DirtyTooth is a generic term for a feature in the Bluetooth profiles of an iPhone that may be exploited if the device is using an iOS version below 11.2. Android devices are not affected.

== History ==
The first hack was reported on March 5, 2017, and was officially presented to the public at the RootedCON conference in August 2017 in Madrid, Spain and later at the ToorCon in San Diego. A research paper was published in 2017 using DirtyTooth with a real Bluetooth speaker. In BlackHat Europe 2017 another demonstration was carried out, this time with a Raspberry Pi.

== Overview ==
DirtyTooth is based on the way how Bluetooth notifies the user when it changes the profile.

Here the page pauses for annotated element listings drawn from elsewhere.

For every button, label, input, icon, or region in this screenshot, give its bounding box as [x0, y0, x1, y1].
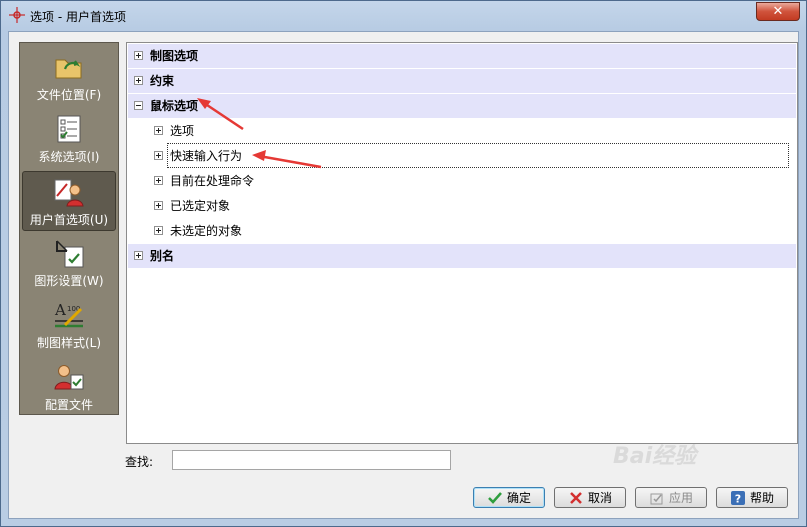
- user-preferences-icon: [54, 179, 84, 207]
- tree-node-label: 目前在处理命令: [170, 174, 255, 188]
- ok-button[interactable]: 确定: [473, 487, 545, 508]
- tree-node-label: 别名: [150, 249, 175, 263]
- app-icon: [9, 7, 25, 23]
- tree-node-label: 鼠标选项: [150, 99, 199, 113]
- sidebar-item-label: 图形设置(W): [34, 274, 104, 288]
- checkmark-icon: [488, 491, 502, 504]
- sidebar-item-label: 用户首选项(U): [29, 213, 109, 227]
- profile-icon: [54, 365, 84, 390]
- sidebar-item-label: 系统选项(I): [38, 150, 100, 164]
- annotation-arrow: [252, 150, 322, 169]
- help-button[interactable]: ? 帮助: [716, 487, 788, 508]
- tree-node-label: 已选定对象: [170, 199, 231, 213]
- apply-icon: [650, 493, 663, 504]
- drafting-style-icon: A 100: [54, 301, 83, 328]
- tree-node-label: 制图选项: [150, 49, 199, 63]
- expand-icon[interactable]: [154, 176, 163, 185]
- tree-node-unselected-objects[interactable]: 未选定的对象: [128, 219, 796, 243]
- close-icon: ✕: [772, 4, 784, 19]
- search-label: 查找:: [125, 455, 154, 469]
- tree-node-label: 快速输入行为: [170, 149, 243, 163]
- expand-icon[interactable]: [154, 151, 163, 160]
- annotation-arrow: [197, 98, 244, 131]
- cancel-button-label: 取消: [587, 491, 612, 505]
- sidebar-item-user-preferences[interactable]: 用户首选项(U): [22, 171, 116, 231]
- cancel-x-icon: [570, 491, 582, 504]
- tree-node-drafting-options[interactable]: 制图选项: [128, 44, 796, 68]
- expand-icon[interactable]: [134, 251, 143, 260]
- window-title: 选项 - 用户首选项: [30, 10, 126, 24]
- expand-icon[interactable]: [154, 226, 163, 235]
- help-icon: ?: [730, 490, 745, 505]
- collapse-icon[interactable]: [134, 101, 143, 110]
- cancel-button[interactable]: 取消: [554, 487, 626, 508]
- svg-text:A: A: [54, 301, 66, 319]
- tree-node-quick-input-behavior[interactable]: 快速输入行为: [128, 144, 796, 168]
- tree-node-label: 选项: [170, 124, 195, 138]
- dialog-content: 文件位置(F) 系统选项(I) 用户首选项(U) 图形设置(W) A 100 制…: [8, 31, 799, 519]
- sidebar-item-file-locations[interactable]: 文件位置(F): [22, 47, 116, 107]
- title-bar[interactable]: 选项 - 用户首选项 ✕: [1, 1, 806, 31]
- options-dialog: 选项 - 用户首选项 ✕ 文件位置(F) 系统选项(I) 用户首选项(U) 图形…: [0, 0, 807, 527]
- category-sidebar: 文件位置(F) 系统选项(I) 用户首选项(U) 图形设置(W) A 100 制…: [19, 42, 119, 415]
- search-input[interactable]: [172, 450, 451, 470]
- folder-icon: [55, 59, 82, 79]
- ok-button-label: 确定: [506, 491, 531, 505]
- expand-icon[interactable]: [154, 201, 163, 210]
- sidebar-item-profiles[interactable]: 配置文件: [22, 357, 116, 417]
- expand-icon[interactable]: [134, 51, 143, 60]
- help-button-label: 帮助: [749, 491, 774, 505]
- sidebar-item-drafting-style[interactable]: A 100 制图样式(L): [22, 295, 116, 355]
- graphics-settings-icon: [56, 240, 84, 268]
- sidebar-item-system-options[interactable]: 系统选项(I): [22, 109, 116, 169]
- expand-icon[interactable]: [134, 76, 143, 85]
- tree-node-label: 未选定的对象: [170, 224, 243, 238]
- apply-button[interactable]: 应用: [635, 487, 707, 508]
- checklist-icon: [57, 115, 81, 143]
- sidebar-item-graphics-settings[interactable]: 图形设置(W): [22, 233, 116, 293]
- svg-text:?: ?: [735, 492, 741, 505]
- sidebar-item-label: 文件位置(F): [36, 88, 102, 102]
- tree-node-aliases[interactable]: 别名: [128, 244, 796, 268]
- tree-node-constraints[interactable]: 约束: [128, 69, 796, 93]
- sidebar-item-label: 配置文件: [44, 398, 93, 412]
- tree-node-selected-objects[interactable]: 已选定对象: [128, 194, 796, 218]
- close-button[interactable]: ✕: [756, 2, 800, 21]
- tree-node-command-in-progress[interactable]: 目前在处理命令: [128, 169, 796, 193]
- tree-node-label: 约束: [150, 74, 175, 88]
- expand-icon[interactable]: [154, 126, 163, 135]
- sidebar-item-label: 制图样式(L): [36, 336, 102, 350]
- apply-button-label: 应用: [668, 491, 693, 505]
- options-tree: 制图选项 约束 鼠标选项 选项 快速输入行为 目前在处理命令 已选定对象 未选定…: [126, 42, 798, 444]
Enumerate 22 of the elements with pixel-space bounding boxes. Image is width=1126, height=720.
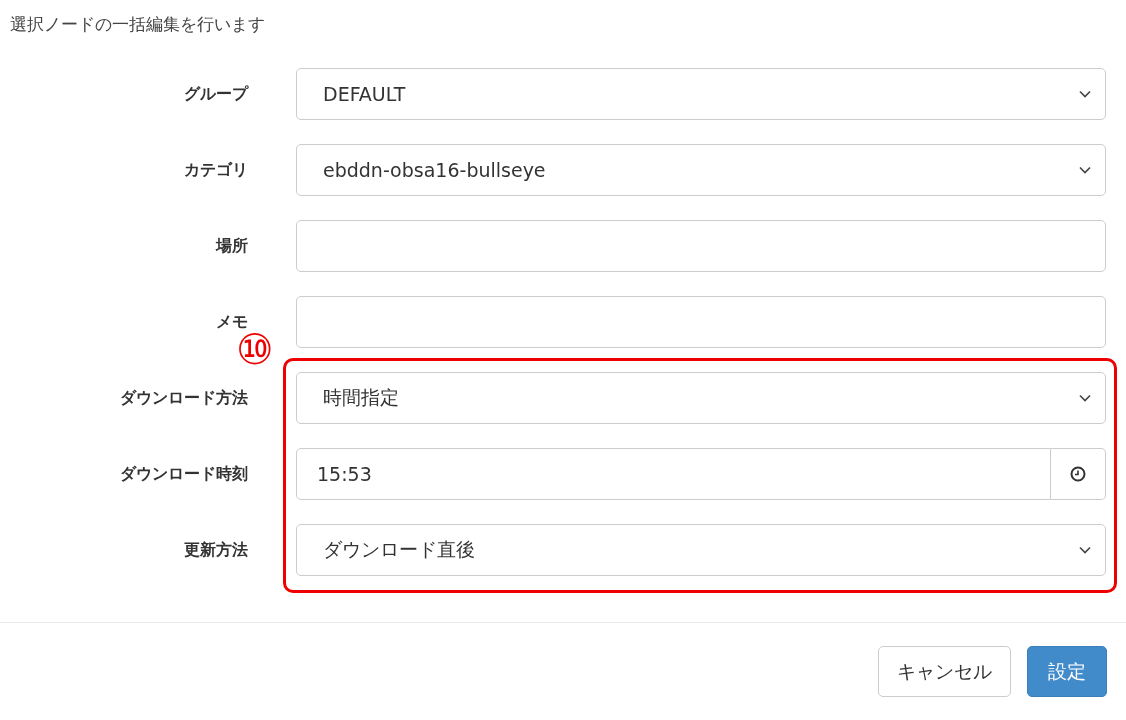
submit-button[interactable]: 設定 <box>1027 646 1107 697</box>
field-label: ダウンロード時刻 <box>119 463 248 485</box>
chevron-icon <box>1079 394 1091 402</box>
chevron-icon <box>1079 546 1091 554</box>
field-label: グループ <box>183 83 248 105</box>
field-label: 場所 <box>214 235 248 257</box>
field-label: 更新方法 <box>183 539 248 561</box>
field-label: カテゴリ <box>183 159 248 181</box>
clock-icon <box>1070 466 1086 482</box>
dropdown[interactable]: 時間指定 <box>296 372 1106 424</box>
annotation-number: ⑩ <box>236 333 274 367</box>
intro-text: 選択ノードの一括編集を行います <box>9 13 266 36</box>
field-label: メモ <box>215 311 248 333</box>
chevron-icon <box>1079 90 1091 98</box>
chevron-icon <box>1079 166 1091 174</box>
field-label: ダウンロード方法 <box>119 387 248 409</box>
dropdown[interactable]: ダウンロード直後 <box>296 524 1106 576</box>
dropdown[interactable]: ebddn-obsa16-bullseye <box>296 144 1106 196</box>
cancel-button[interactable]: キャンセル <box>878 646 1011 697</box>
clock-button[interactable] <box>1051 448 1106 500</box>
time-field[interactable]: 15:53 <box>296 448 1051 500</box>
dropdown[interactable]: DEFAULT <box>296 68 1106 120</box>
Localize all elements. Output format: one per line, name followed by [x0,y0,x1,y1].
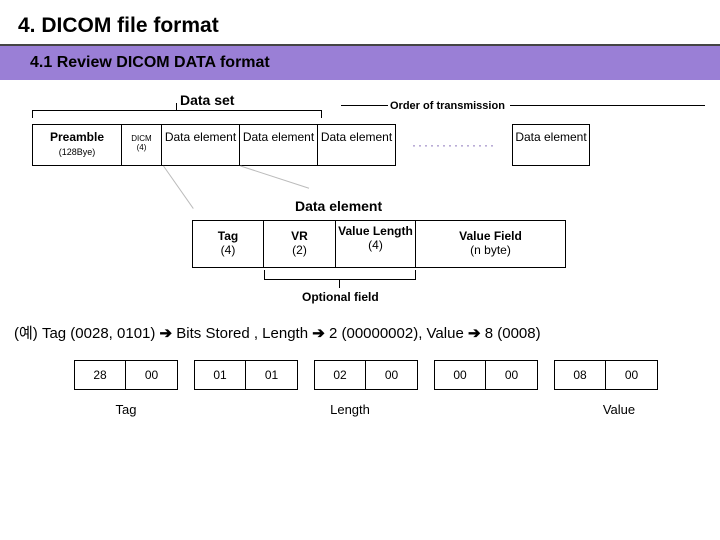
preamble-sub: (128Bye) [59,147,96,157]
dataset-bracket-tick [176,103,177,110]
optional-label: Optional field [302,290,379,304]
expand-line-left [163,166,194,209]
vf-label: Value Field [459,229,522,243]
example-mid1: Bits Stored , Length [176,325,308,342]
byte-gap [538,360,554,390]
page-title: 4. DICOM file format [18,14,702,38]
diagram-content: Data set Order of transmission Preamble … [0,80,720,104]
bytes-label-length: Length [298,402,402,417]
optional-bracket-tick [339,280,340,288]
title-area: 4. DICOM file format [0,0,720,46]
vl-box: Value Length (4) [336,220,416,268]
arrow-icon: ➔ [312,325,325,342]
tag-sub: (4) [221,243,236,257]
bytes-label-value: Value [574,402,664,417]
bytes-label-gap [178,402,298,417]
bytes-label-tag: Tag [74,402,178,417]
order-line-right [510,105,705,106]
byte-cell: 01 [194,360,246,390]
bytes-row: 28 00 01 01 02 00 00 00 08 00 [74,360,658,390]
data-element-box: Data element [512,124,590,166]
data-element-box: Data element [162,124,240,166]
preamble-label: Preamble [50,130,104,144]
preamble-box: Preamble (128Bye) [32,124,122,166]
dicm-sub: (4) [137,143,147,152]
order-line-left [341,105,388,106]
byte-gap [418,360,434,390]
tag-box: Tag (4) [192,220,264,268]
byte-cell: 00 [366,360,418,390]
example-prefix: (예) Tag (0028, 0101) [14,325,155,342]
example-line: (예) Tag (0028, 0101) ➔ Bits Stored , Len… [14,322,541,343]
order-label: Order of transmission [390,100,505,112]
tag-label: Tag [218,229,238,243]
subtitle-bar: 4.1 Review DICOM DATA format [0,46,720,80]
byte-cell: 00 [486,360,538,390]
vr-box: VR (2) [264,220,336,268]
arrow-icon: ➔ [160,325,173,342]
optional-bracket [264,270,416,280]
vl-sub: (4) [368,238,383,252]
vr-label: VR [291,229,308,243]
data-element-row: Tag (4) VR (2) Value Length (4) Value Fi… [192,220,566,268]
byte-cell: 00 [126,360,178,390]
vf-box: Value Field (n byte) [416,220,566,268]
byte-cell: 00 [434,360,486,390]
byte-cell: 02 [314,360,366,390]
dataset-label: Data set [180,92,234,108]
data-element-box: Data element [240,124,318,166]
expand-line-right [240,166,309,189]
dicm-box: DICM (4) [122,124,162,166]
vr-sub: (2) [292,243,307,257]
byte-cell: 00 [606,360,658,390]
example-mid2: 2 (00000002), Value [329,325,468,342]
arrow-icon: ➔ [468,325,481,342]
byte-gap [178,360,194,390]
byte-gap [298,360,314,390]
vf-sub: (n byte) [470,243,511,257]
data-element-title: Data element [295,198,382,214]
byte-cell: 08 [554,360,606,390]
example-end: 8 (0008) [485,325,541,342]
vl-label: Value Length [338,224,413,238]
bytes-label-gap [402,402,574,417]
dataset-bracket [32,110,322,118]
ellipsis-cell: ·············· [396,124,512,166]
dataset-row: Preamble (128Bye) DICM (4) Data element … [32,124,590,166]
data-element-box: Data element [318,124,396,166]
bytes-labels: Tag Length Value [74,402,664,417]
byte-cell: 28 [74,360,126,390]
dicm-label: DICM [131,134,151,143]
byte-cell: 01 [246,360,298,390]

Some operating systems ask the user to accept the profile change but others like iOS, do not warn the user, changing automatically from one profile to another. Depending on the Bluetooth profile, it can provide different access levels to the services and the information located in the device. The DirtyTooth hack works impersonating the A2DP profile so that a user's iOS device connects, changing to a PBAP profile after pairing without having to enter a PIN if the device has Bluetooth version 2.1 or higher.

== Affected hardware ==
The hack affected every iPhone from the 3G to the X, given that the smartphones were running any operating system below iOS version 11.2.

== Impact ==
The data obtained exploiting the DirtyTooth hack may include personal and technical information about the user and the device.

== Mitigation ==
This hack is resolved by updating the iPhone to iOS version 11.2 or higher.